A reduction in compensation/ benefits is associated with a 43% increase in the percentage of observed workplace misconduct.
Compensation and benefit reductions, along with adjusted work schedules are all money saving methods that directly impact the personal finances and lives of employees. These three methods are linked to the more dramatic increases in misconduct when compared to the levels of misconduct reported from companies that used plant closures and layoffs to save money. While employees were forced to sacrifice pay in order to a keep their jobs, many believe that the rise in misconduct is due to employees trying to “reclaim” what they feel they deserve.
Small businesses that have experienced layoffs soar to a 62% rate of observed misconduct, while large companies are at 59% .
The increase in misconduct levels is more dramatic in small businesses as opposed to large ones. Misconduct in small companies that have not yet faced layoffs is reported at 41%, compared to 56% in large companies that have not yet faced layoffs.
Rates of observed misconduct by first line supervisors is 74% or higher if any of the money savings tactics are implemented.
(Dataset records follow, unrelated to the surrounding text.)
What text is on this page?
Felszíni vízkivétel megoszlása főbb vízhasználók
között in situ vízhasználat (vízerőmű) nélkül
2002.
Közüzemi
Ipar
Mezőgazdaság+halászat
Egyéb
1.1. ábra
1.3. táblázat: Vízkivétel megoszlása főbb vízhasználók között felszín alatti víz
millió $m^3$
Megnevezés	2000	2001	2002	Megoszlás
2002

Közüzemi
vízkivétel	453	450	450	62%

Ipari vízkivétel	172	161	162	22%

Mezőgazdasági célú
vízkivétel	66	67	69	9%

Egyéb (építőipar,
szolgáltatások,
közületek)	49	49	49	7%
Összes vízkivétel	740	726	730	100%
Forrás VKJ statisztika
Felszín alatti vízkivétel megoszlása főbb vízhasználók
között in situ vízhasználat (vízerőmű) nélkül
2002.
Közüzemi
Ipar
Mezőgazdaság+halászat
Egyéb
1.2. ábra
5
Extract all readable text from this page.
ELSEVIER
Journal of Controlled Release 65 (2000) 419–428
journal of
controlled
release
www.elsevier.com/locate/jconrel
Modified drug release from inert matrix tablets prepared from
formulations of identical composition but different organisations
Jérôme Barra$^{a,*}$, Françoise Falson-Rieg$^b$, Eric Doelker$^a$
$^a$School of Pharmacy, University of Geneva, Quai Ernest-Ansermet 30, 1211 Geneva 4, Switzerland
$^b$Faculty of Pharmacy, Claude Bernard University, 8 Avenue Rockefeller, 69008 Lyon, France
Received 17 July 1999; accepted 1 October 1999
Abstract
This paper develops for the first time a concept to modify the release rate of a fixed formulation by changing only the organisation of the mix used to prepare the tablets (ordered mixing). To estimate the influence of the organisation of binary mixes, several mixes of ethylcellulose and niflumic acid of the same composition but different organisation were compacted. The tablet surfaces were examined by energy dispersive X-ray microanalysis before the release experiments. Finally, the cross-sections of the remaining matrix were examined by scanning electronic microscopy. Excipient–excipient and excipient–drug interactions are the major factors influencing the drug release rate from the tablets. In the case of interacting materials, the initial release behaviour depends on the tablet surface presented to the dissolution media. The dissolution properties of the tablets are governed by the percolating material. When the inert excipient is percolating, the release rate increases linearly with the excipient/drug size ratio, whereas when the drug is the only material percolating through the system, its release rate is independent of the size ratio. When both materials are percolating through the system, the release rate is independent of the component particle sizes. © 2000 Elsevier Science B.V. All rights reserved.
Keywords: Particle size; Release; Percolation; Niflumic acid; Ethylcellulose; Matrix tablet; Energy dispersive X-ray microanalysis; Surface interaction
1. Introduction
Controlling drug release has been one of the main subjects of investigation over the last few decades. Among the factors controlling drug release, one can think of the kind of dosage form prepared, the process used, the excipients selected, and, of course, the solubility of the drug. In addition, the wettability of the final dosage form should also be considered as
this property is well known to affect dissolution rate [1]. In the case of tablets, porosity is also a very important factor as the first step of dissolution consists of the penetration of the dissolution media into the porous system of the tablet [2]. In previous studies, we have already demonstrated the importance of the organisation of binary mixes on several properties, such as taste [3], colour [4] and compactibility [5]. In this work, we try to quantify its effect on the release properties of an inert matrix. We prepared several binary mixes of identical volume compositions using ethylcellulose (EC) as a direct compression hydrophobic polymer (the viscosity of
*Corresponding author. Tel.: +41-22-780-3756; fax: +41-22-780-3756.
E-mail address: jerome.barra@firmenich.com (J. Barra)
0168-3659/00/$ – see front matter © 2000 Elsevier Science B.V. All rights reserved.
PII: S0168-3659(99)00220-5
2/3 first line managers observe misconduct, a rate that is double that of companies that have not enabled any of these money saving methods. First line managers require proper training and support in order to effectively deal with the growing reports of misconduct that they are directly faced with.
Rates of observed misconduct among employees under the age of 29 is 66% when any of the money saving tactics are implemented.
Many younger employees lack loyalty to the companies that they work for, due to the fact that they still have many working years ahead of them and expect to move around to a few different companies before settling down.
Publicly traded companies are exposed to higher levels of observed misconduct, 58%, compared to 49% in privately held companies, when these money saving tactics are implemented.
When plant closures take place, employees in private companies are actually significantly more likely to observe misconduct, with a rate of 69% compared to 60% in public companies.